This Week In “You’ve Got To Be Kidding Me”


I think this qualifies.

Luke O’Neil reports in Slate on a common practice in the restaurant industry (emphasis mine):

Last month, a New York City waitress who’d just been fired after she refused to cover the $96 tab of a party who walked out without paying posted an angry message on Reddit. Her story earned sympathy from other Redditors and soon went viral, with a hand from Gawker. Many commenters on Gawker and Reddit were outraged by the unfairness of the restaurant’s policy—it doesn’t seem right that a server should be held responsible for a customer’s dishonesty. The truth is this practice is far more common than most people outside of the restaurant industry might realize. Many servers are forced to perform two jobs at once: delivering food and working as a severely undertrained and underpaid security force.

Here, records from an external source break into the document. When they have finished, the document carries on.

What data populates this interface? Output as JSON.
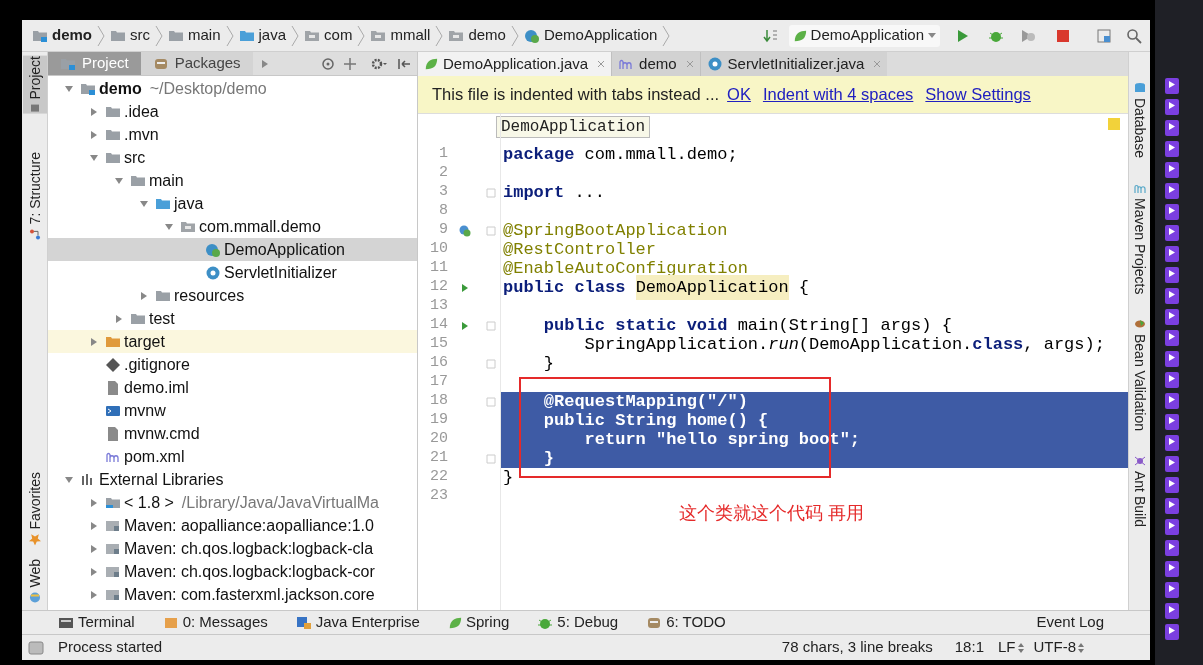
{
  "breadcrumbs": [
    {
      "label": "demo",
      "kind": "module"
    },
    {
      "label": "src",
      "kind": "folder"
    },
    {
      "label": "main",
      "kind": "folder"
    },
    {
      "label": "java",
      "kind": "source"
    },
    {
      "label": "com",
      "kind": "package"
    },
    {
      "label": "mmall",
      "kind": "package"
    },
    {
      "label": "demo",
      "kind": "package"
    },
    {
      "label": "DemoApplication",
      "kind": "spring"
    }
  ],
  "run_config": {
    "label": "DemoApplication"
  },
  "left_strip": [
    {
      "label": "Project",
      "kind": "project",
      "selected": true
    },
    {
      "label": "7: Structure",
      "kind": "structure",
      "selected": false
    },
    {
      "label": "Favorites",
      "kind": "favorites",
      "selected": false
    },
    {
      "label": "Web",
      "kind": "web",
      "selected": false
    }
  ],
  "right_strip": [
    {
      "label": "Database",
      "kind": "database"
    },
    {
      "label": "Maven Projects",
      "kind": "maven"
    },
    {
      "label": "Bean Validation",
      "kind": "bean"
    },
    {
      "label": "Ant Build",
      "kind": "ant"
    }
  ],
  "project_tabs": [
    {
      "label": "Project",
      "selected": true
    },
    {
      "label": "Packages",
      "selected": false
    }
  ],
  "tree": [
    {
      "label": "demo",
      "suffix": "~/Desktop/demo",
      "kind": "module",
      "expanded": true,
      "selected": false,
      "children": [
        {
          "label": ".idea",
          "kind": "folder",
          "expanded": false,
          "selected": false
        },
        {
          "label": ".mvn",
          "kind": "folder",
          "expanded": false,
          "selected": false
        },
        {
          "label": "src",
          "kind": "folder",
          "expanded": true,
          "selected": false,
          "children": [
            {
              "label": "main",
              "kind": "folder",
              "expanded": true,
              "selected": false,
              "children": [
                {
                  "label": "java",
                  "kind": "source",
                  "expanded": true,
                  "selected": false,
                  "children": [
                    {
                      "label": "com.mmall.demo",
                      "kind": "package",
                      "expanded": true,
                      "selected": false,
                      "children": [
                        {
                          "label": "DemoApplication",
                          "kind": "spring",
                          "selected": true
                        },
                        {
                          "label": "ServletInitializer",
                          "kind": "class",
                          "selected": false
                        }
                      ]
                    }
                  ]
                },
                {
                  "label": "resources",
                  "kind": "folder",
                  "expanded": false,
                  "selected": false
                }
              ]
            },
            {
              "label": "test",
              "kind": "folder",
              "expanded": false,
              "selected": false
            }
          ]
        },
        {
          "label": "target",
          "kind": "excluded",
          "expanded": false,
          "selected": false
        },
        {
          "label": ".gitignore",
          "kind": "git",
          "selected": false
        },
        {
          "label": "demo.iml",
          "kind": "file",
          "selected": false
        },
        {
          "label": "mvnw",
          "kind": "shell",
          "selected": false
        },
        {
          "label": "mvnw.cmd",
          "kind": "file",
          "selected": false
        },
        {
          "label": "pom.xml",
          "kind": "maven",
          "selected": false
        }
      ]
    },
    {
      "label": "External Libraries",
      "kind": "library",
      "expanded": true,
      "selected": false,
      "children": [
        {
          "label": "< 1.8 >",
          "suffix": "/Library/Java/JavaVirtualMa",
          "kind": "jdk",
          "expanded": false,
          "selected": false
        },
        {
          "label": "Maven: aopalliance:aopalliance:1.0",
          "kind": "lib",
          "expanded": false,
          "selected": false
        },
        {
          "label": "Maven: ch.qos.logback:logback-cla",
          "kind": "lib",
          "expanded": false,
          "selected": false
        },
        {
          "label": "Maven: ch.qos.logback:logback-cor",
          "kind": "lib",
          "expanded": false,
          "selected": false
        },
        {
          "label": "Maven: com.fasterxml.jackson.core",
          "kind": "lib",
          "expanded": false,
          "selected": false
        }
      ]
    }
  ],
  "editor_tabs": [
    {
      "label": "DemoApplication.java",
      "kind": "spring",
      "selected": true
    },
    {
      "label": "demo",
      "kind": "maven",
      "selected": false
    },
    {
      "label": "ServletInitializer.java",
      "kind": "class",
      "selected": false
    }
  ],
  "notification": {
    "text": "This file is indented with tabs instead ...",
    "links": [
      "OK",
      "Indent with 4 spaces",
      "Show Settings"
    ]
  },
  "hint": "DemoApplication",
  "code": [
    {
      "n": "1",
      "tokens": [
        {
          "text": "package",
          "kind": "kw"
        },
        {
          "text": " com.mmall.demo;",
          "kind": "plain"
        }
      ]
    },
    {
      "n": "2"
    },
    {
      "n": "3",
      "fold": true,
      "tokens": [
        {
          "text": "import",
          "kind": "kw"
        },
        {
          "text": " ...",
          "kind": "plain"
        }
      ]
    },
    {
      "n": "8"
    },
    {
      "n": "9",
      "gutter": {
        "kind": "bean"
      },
      "fold": true,
      "tokens": [
        {
          "text": "@SpringBootApplication",
          "kind": "anno"
        }
      ]
    },
    {
      "n": "10",
      "tokens": [
        {
          "text": "@RestController",
          "kind": "anno"
        }
      ]
    },
    {
      "n": "11",
      "tokens": [
        {
          "text": "@EnableAutoConfiguration",
          "kind": "anno"
        }
      ]
    },
    {
      "n": "12",
      "gutter": {
        "kind": "run"
      },
      "tokens": [
        {
          "text": "public class ",
          "kind": "kw"
        },
        {
          "text": "DemoApplication",
          "kind": "mark"
        },
        {
          "text": " {",
          "kind": "plain"
        }
      ]
    },
    {
      "n": "13"
    },
    {
      "n": "14",
      "gutter": {
        "kind": "run"
      },
      "fold": true,
      "tokens": [
        {
          "text": "    public static void",
          "kind": "kw"
        },
        {
          "text": " main(String[] args) {",
          "kind": "plain"
        }
      ]
    },
    {
      "n": "15",
      "tokens": [
        {
          "text": "        SpringApplication.",
          "kind": "plain"
        },
        {
          "text": "run",
          "kind": "italic"
        },
        {
          "text": "(DemoApplication.",
          "kind": "plain"
        },
        {
          "text": "class",
          "kind": "kw"
        },
        {
          "text": ", args);",
          "kind": "plain"
        }
      ]
    },
    {
      "n": "16",
      "fold": true,
      "tokens": [
        {
          "text": "    }",
          "kind": "plain"
        }
      ]
    },
    {
      "n": "17"
    },
    {
      "n": "18",
      "selected": true,
      "fold": true,
      "tokens": [
        {
          "text": "    @RequestMapping(\"/\")"
        }
      ]
    },
    {
      "n": "19",
      "selected": true,
      "tokens": [
        {
          "text": "    public String home() {"
        }
      ]
    },
    {
      "n": "20",
      "selected": true,
      "tokens": [
        {
          "text": "        return \"hello spring boot\";"
        }
      ]
    },
    {
      "n": "21",
      "selected": true,
      "fold": true,
      "tokens": [
        {
          "text": "    }"
        }
      ]
    },
    {
      "n": "22",
      "selected": false,
      "tokens": [
        {
          "text": "}",
          "kind": "plain"
        }
      ]
    },
    {
      "n": "23"
    }
  ],
  "annotation": "这个类就这个代码  再用",
  "tool_buttons": [
    {
      "label": "Terminal",
      "kind": "terminal"
    },
    {
      "label": "0: Messages",
      "kind": "messages"
    },
    {
      "label": "Java Enterprise",
      "kind": "enterprise"
    },
    {
      "label": "Spring",
      "kind": "spring"
    },
    {
      "label": "5: Debug",
      "kind": "debug"
    },
    {
      "label": "6: TODO",
      "kind": "todo"
    }
  ],
  "event_log": "Event Log",
  "status": {
    "message": "Process started",
    "selection": "78 chars, 3 line breaks",
    "position": "18:1",
    "line_sep": "LF",
    "encoding": "UTF-8"
  }
}
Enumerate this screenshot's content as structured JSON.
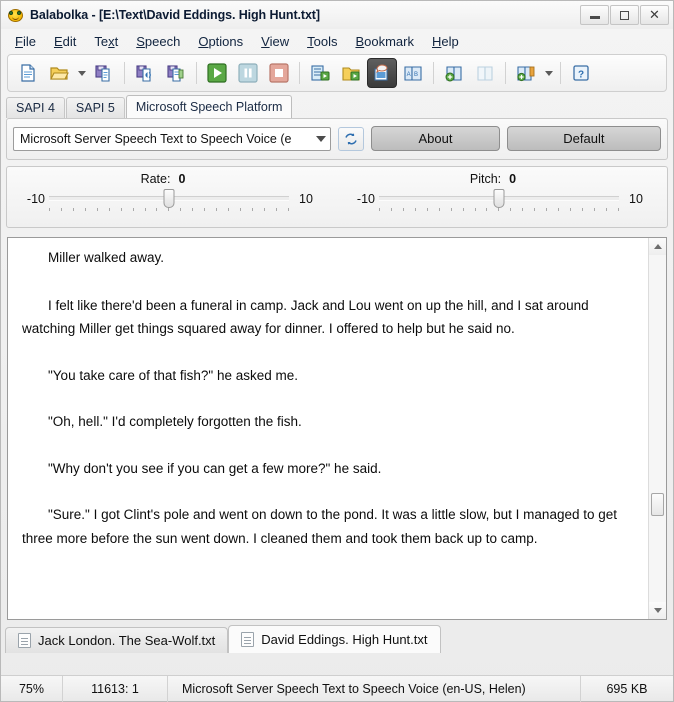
{
  "window": {
    "title": "Balabolka - [E:\\Text\\David Eddings. High Hunt.txt]",
    "app_icon": "balabolka-face-icon",
    "controls": {
      "minimize": "minimize-icon",
      "maximize": "maximize-icon",
      "close": "close-icon"
    }
  },
  "menubar": {
    "items": [
      {
        "label": "File",
        "accel": "F"
      },
      {
        "label": "Edit",
        "accel": "E"
      },
      {
        "label": "Text",
        "accel": "x"
      },
      {
        "label": "Speech",
        "accel": "S"
      },
      {
        "label": "Options",
        "accel": "O"
      },
      {
        "label": "View",
        "accel": "V"
      },
      {
        "label": "Tools",
        "accel": "T"
      },
      {
        "label": "Bookmark",
        "accel": "B"
      },
      {
        "label": "Help",
        "accel": "H"
      }
    ]
  },
  "toolbar": {
    "buttons": [
      {
        "name": "new-document-icon",
        "pressed": false
      },
      {
        "name": "open-file-icon",
        "pressed": false
      },
      {
        "name": "open-file-dropdown-arrow-icon",
        "type": "arrow"
      },
      {
        "name": "save-file-icon",
        "pressed": false
      },
      {
        "separator": true
      },
      {
        "name": "save-audio-file-icon",
        "pressed": false
      },
      {
        "name": "save-split-audio-icon",
        "pressed": false
      },
      {
        "separator": true
      },
      {
        "name": "play-icon",
        "pressed": false
      },
      {
        "name": "pause-icon",
        "pressed": false
      },
      {
        "name": "stop-icon",
        "pressed": false
      },
      {
        "separator": true
      },
      {
        "name": "batch-play-icon",
        "pressed": false
      },
      {
        "name": "batch-folder-icon",
        "pressed": false
      },
      {
        "name": "speech-settings-icon",
        "pressed": true
      },
      {
        "name": "dictionary-icon",
        "pressed": false
      },
      {
        "separator": true
      },
      {
        "name": "add-bookmark-icon",
        "pressed": false
      },
      {
        "name": "remove-bookmark-icon",
        "pressed": false
      },
      {
        "separator": true
      },
      {
        "name": "bookmark-list-icon",
        "pressed": false
      },
      {
        "name": "bookmark-dropdown-arrow-icon",
        "type": "arrow"
      },
      {
        "separator": true
      },
      {
        "name": "help-icon",
        "pressed": false
      }
    ]
  },
  "engine_tabs": {
    "items": [
      {
        "label": "SAPI 4",
        "active": false
      },
      {
        "label": "SAPI 5",
        "active": false
      },
      {
        "label": "Microsoft Speech Platform",
        "active": true
      }
    ]
  },
  "voice_panel": {
    "voice_combo_value": "Microsoft Server Speech Text to Speech Voice (e",
    "refresh_icon": "refresh-voices-icon",
    "about_label": "About",
    "default_label": "Default"
  },
  "sliders": {
    "rate": {
      "label": "Rate:",
      "value": "0",
      "min_label": "-10",
      "max_label": "10",
      "min": -10,
      "max": 10,
      "value_num": 0
    },
    "pitch": {
      "label": "Pitch:",
      "value": "0",
      "min_label": "-10",
      "max_label": "10",
      "min": -10,
      "max": 10,
      "value_num": 0
    }
  },
  "editor": {
    "paragraphs": [
      "Miller walked away.",
      "I felt like there'd been a funeral in camp. Jack and Lou went on up the hill, and I sat around watching Miller get things squared away for dinner. I offered to help but he said no.",
      "\"You take care of that fish?\" he asked me.",
      "\"Oh, hell.\" I'd completely forgotten the fish.",
      "\"Why don't you see if you can get a few more?\" he said.",
      "\"Sure.\" I got Clint's pole and went on down to the pond. It was a little slow, but I managed to get three more before the sun went down. I cleaned them and took them back up to camp."
    ],
    "scrollbar": {
      "up_arrow": "scroll-up-icon",
      "down_arrow": "scroll-down-icon",
      "thumb_position_percent": 70
    }
  },
  "document_tabs": {
    "items": [
      {
        "label": "Jack London. The Sea-Wolf.txt",
        "active": false
      },
      {
        "label": "David Eddings. High Hunt.txt",
        "active": true
      }
    ]
  },
  "statusbar": {
    "zoom": "75%",
    "position": "11613:  1",
    "voice": "Microsoft Server Speech Text to Speech Voice (en-US, Helen)",
    "file_size": "695 KB"
  },
  "colors": {
    "chrome": "#f0f0f0",
    "title_text": "#0c1b33",
    "editor_bg": "#ffffff",
    "pressed_button": "#3a3a3a"
  }
}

The dine-and-dash is often looked on as a harmless prank, without any serious consequences. Restaurants anticipate the occasional walkout as part of their business plan, right? They should, but instead they often pass the buck to employees—and when you learn that servers can be required to pay for the losses out of their own pockets, it doesn’t seem all that funny. The problem is that there aren’t strong protections against the practice in federal labor laws, and state laws prohibiting wage deductions for loss and theft are too often ignored by employers and unknown by workers. It’s time we prohibit this practice and empower employees to stand up against it when restaurant owners try to dock their pay.

I’ve never worked as a waiter. All of my food industry experience is strictly withing the ‘fast’ category, which of course has it’s own set of unethical wage practices — those I’m all too familiar with. So perhaps I have an excuse for not knowing about this particular practice, but I’m still chiding myself for not knowing before now. It seems anecdotally prevalent, but I’m curious if any of my readers here were aware of this or have experienced it themselves?